Kepala BRIN menambahkan terkait dengan tema FGD ini, LAPAN mempunyai tugas yang penting terkait eksplorasi keanekaragaman geografi Indonesia, serta teknologi penerbangan dan teknologi keantariksaan. Handoko melanjutkan sesuai amanat UU Nomor 21 Tahun 2013 tentang Keantariksaan (UU Keantariksaan), harus ada lembaga pemerintah yang melaksanakan urusan litbang kedirgantaraan dan penyelenggara keantariksaan. Hal tersebut merupakan best practice secara global saat ini.
“Memang harus ada tangan pemerintah dalam hal keantariksaan. Tidak bisa antariksa itu dilepas begitu saja ke pasar bebas, swasta secara bebas. Meskipun kita harus mengeksplorasi potensi-potensi peran bagaimana swasta bisa berkontribusi pada aktivitas-aktivitas yang terkait keantariksaan dan penerbangan,” terang Handoko.
Lebih lanjut, Kepala BRIN Handoko menyampaikan 5 langkah implementasi yang akan dilaksanakan di BRIN untuk mengakomodasi amanat UU Sinas Iptek dan UU Keantariksaan tersebut. Pertama, penambahan tugas dan fungsi BRIN sebagai lembaga riset kedirgantaraan dan “operator” terkait keantariksaan.
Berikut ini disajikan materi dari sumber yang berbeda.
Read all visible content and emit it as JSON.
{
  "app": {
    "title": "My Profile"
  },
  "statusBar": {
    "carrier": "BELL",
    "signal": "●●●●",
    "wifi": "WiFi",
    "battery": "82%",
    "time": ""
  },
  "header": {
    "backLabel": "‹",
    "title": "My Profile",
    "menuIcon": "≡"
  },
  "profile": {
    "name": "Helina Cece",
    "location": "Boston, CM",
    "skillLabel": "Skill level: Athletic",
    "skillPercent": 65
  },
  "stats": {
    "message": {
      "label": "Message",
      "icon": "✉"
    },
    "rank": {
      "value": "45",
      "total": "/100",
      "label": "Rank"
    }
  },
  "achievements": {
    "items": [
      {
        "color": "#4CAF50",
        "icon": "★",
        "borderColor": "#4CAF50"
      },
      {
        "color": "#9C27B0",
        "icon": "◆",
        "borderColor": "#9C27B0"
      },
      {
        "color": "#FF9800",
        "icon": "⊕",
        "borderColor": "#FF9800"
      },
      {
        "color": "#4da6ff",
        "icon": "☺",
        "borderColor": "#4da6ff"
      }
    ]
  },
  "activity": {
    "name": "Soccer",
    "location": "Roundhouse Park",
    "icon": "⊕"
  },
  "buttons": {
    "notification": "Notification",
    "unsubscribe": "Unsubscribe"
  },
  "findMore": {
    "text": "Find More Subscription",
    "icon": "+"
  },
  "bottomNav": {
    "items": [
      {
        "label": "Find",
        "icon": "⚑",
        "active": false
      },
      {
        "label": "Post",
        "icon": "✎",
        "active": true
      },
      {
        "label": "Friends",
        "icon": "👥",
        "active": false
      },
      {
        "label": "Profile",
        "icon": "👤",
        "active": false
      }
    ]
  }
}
Kedua, mekanisme “pendelegasian kewenangan” untuk representasi Indonesia terkait keantariksaan global (Indonesian Space Agency) ke unit terkait di dalam BRIN. Ketiga, Peningkatan kapastas Indonesia melaksanakan riset dan operasional kedirgantaraan dengan peningkatan ”critical mass sumber daya” (manusia, infrakstruktur, anggaran) riset dan inovasi secara signifikan pasca konsolidasi dalam kerangka BRIN menuju perbaikan ekosistem riset kedirgantaraan. Keempat, penajaman Prioritas (pengamatan antariksa, satelit, persawat N-219, dan lain-lain). Kelima, perlibatan eksternal, yaitu komunitas global, industri, dan penuntasan Rancangan Peraturan Pemerintah (RPP) terkait teknologi antariksa, kegiatan komersial keantariksaan, dan bandar antariksa.
“FGD ini saya harapkan bisa menjadi titik awal urusan terkait keantariksaan dan kedirgantaraan menuju level yang berbeda, sehingga betul-betul bisa memberikan kontribusi nyata dan signifikan. Saya harapkan dukungannya dari segenap pemangku kepentingan dan komunitas antariksa dan kedirgantaraan, kita bangga memiliki LAPAN, harus kita perbesar skalanya sehingga ke depan kedirgantaraan menjadi ekonomi masa depan Indonesia,” ujar Handoko.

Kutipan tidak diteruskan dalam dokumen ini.